A mom is helping her son ride his bicycle

Parenting a young child can be tough in the best circumstances. But overlay poverty, inequity, and concerns about employment and education on top of it, and parenting a young child can seem overwhelming.

That’s why Nationwide Children’s Hospital and its partners have begun a neighborhood-specific parenting initiative called the Proud Linden Parent Program. It takes evidence-based, positive parenting strategies and contextualizes them with the concerns and challenges that families in Linden may face.

“Some families are struggling with housing, or they really need resources that traditional positive parenting programs don’t focus on,” said Whitney Raglin Bignall, PhD, a pediatric psychologist who works at Nationwide Children’s Linden Primary Care Center. “Many of the principles are the same as you find in positive parenting programs. We talk about family routines, or discipline, or praising children. But we also talk about the real-world situations that these families face in Linden, and how to address them.”
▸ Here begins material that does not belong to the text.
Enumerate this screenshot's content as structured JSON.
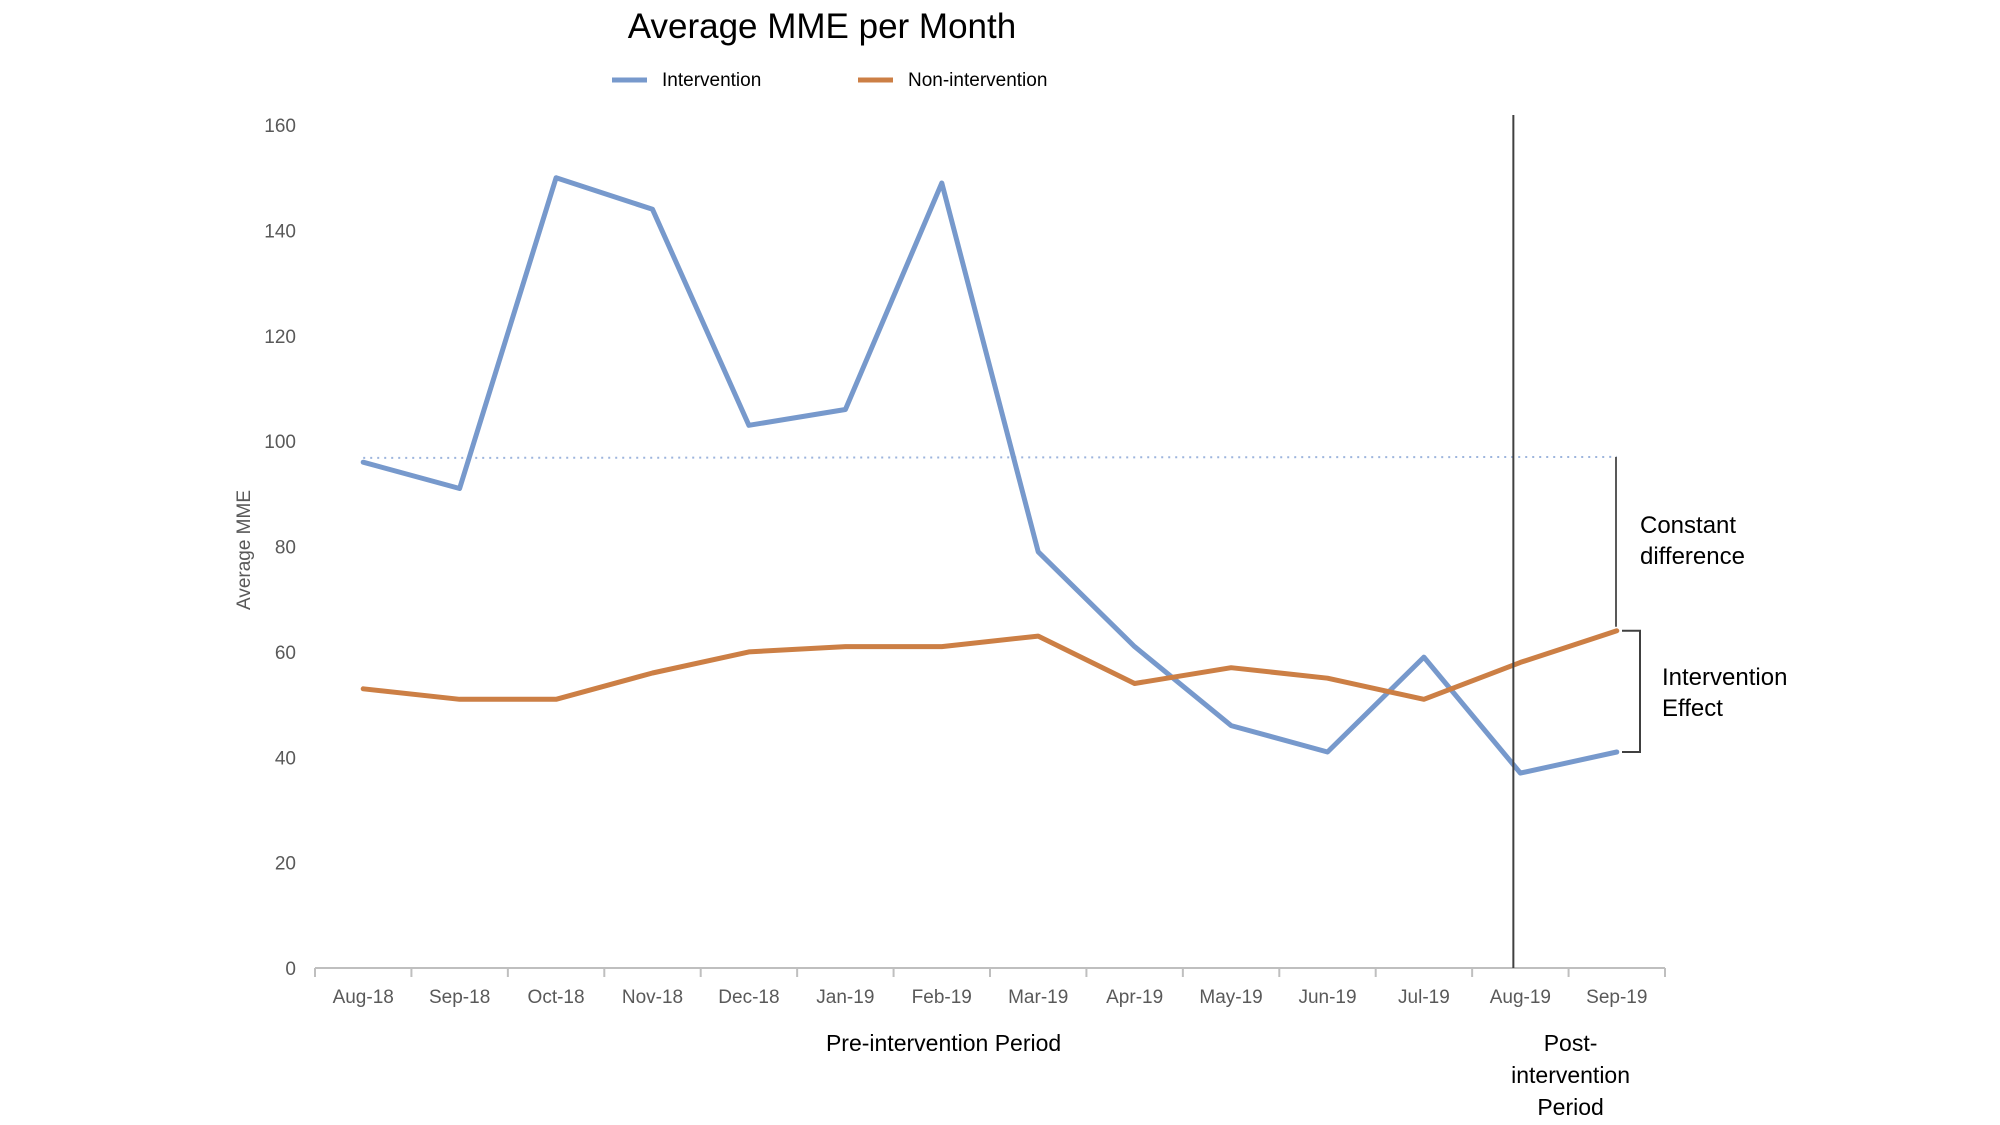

The curriculum is based on the Chicago Parent Program, which was validated in an urban, racially diverse, low-income population. Many of the parents in the Linden program are identified through the Linden Primary Care Center, where 75% of patients are Black and 12% are Latino.

Dr. Raglin Bignall guides the program, “but I am not up there telling people how to parent,” she says. The 11-session program (with a separate graduation) is heavily discussion-based and respectful of parent opinions and values. It often begins with questions like “What goals do you have for yourself?” or “Where do you see your child in five years?”

The parents also have access to the Linden Primary Care Center’s community health worker, an expert in connecting people to resources they need.

Parents of children ages 1-8 are eligible. Dr. Raglin Bignall and her team recognize that it’s not easy to ask busy, stressed parents to commit to three months of classes, so they try to remove every barrier possible. They serve dinner. They have child care – so far, led by Akua Amponsah, MD, medical lead at the Linden Primary Care Center and associate chief for population health in the Division of Primary Care Pediatrics (known affectionately in the community as “Dr. A”).

“The kids love playing together. They love seeing Dr. A. The parents get to have a pediatrician as their child care provider,” says Dr. Raglin Bignall. “Parents and families really end up wanting to do this and are sad once it’s over.”

But one of the great benefits of the Proud Linden Parent Program is that it helps build a community of parents, she says. These parents now know other parents that they can support, or who can support them. In fact, a program graduate is now the community health worker for the Linden Primary Care Center.

The program’s fourth cohort begins in May. The program has already moved from the Linden Primary Care Center to the Linden Community Center, and Dr. Raglin Bignall’s ongoing goal is for Proud Linden Parent Program to feel like an effort that is invested in the community.

“We want to continue to build something that feels self-sustaining, so that members of this neighborhood are helping each other and helping themselves,” she said.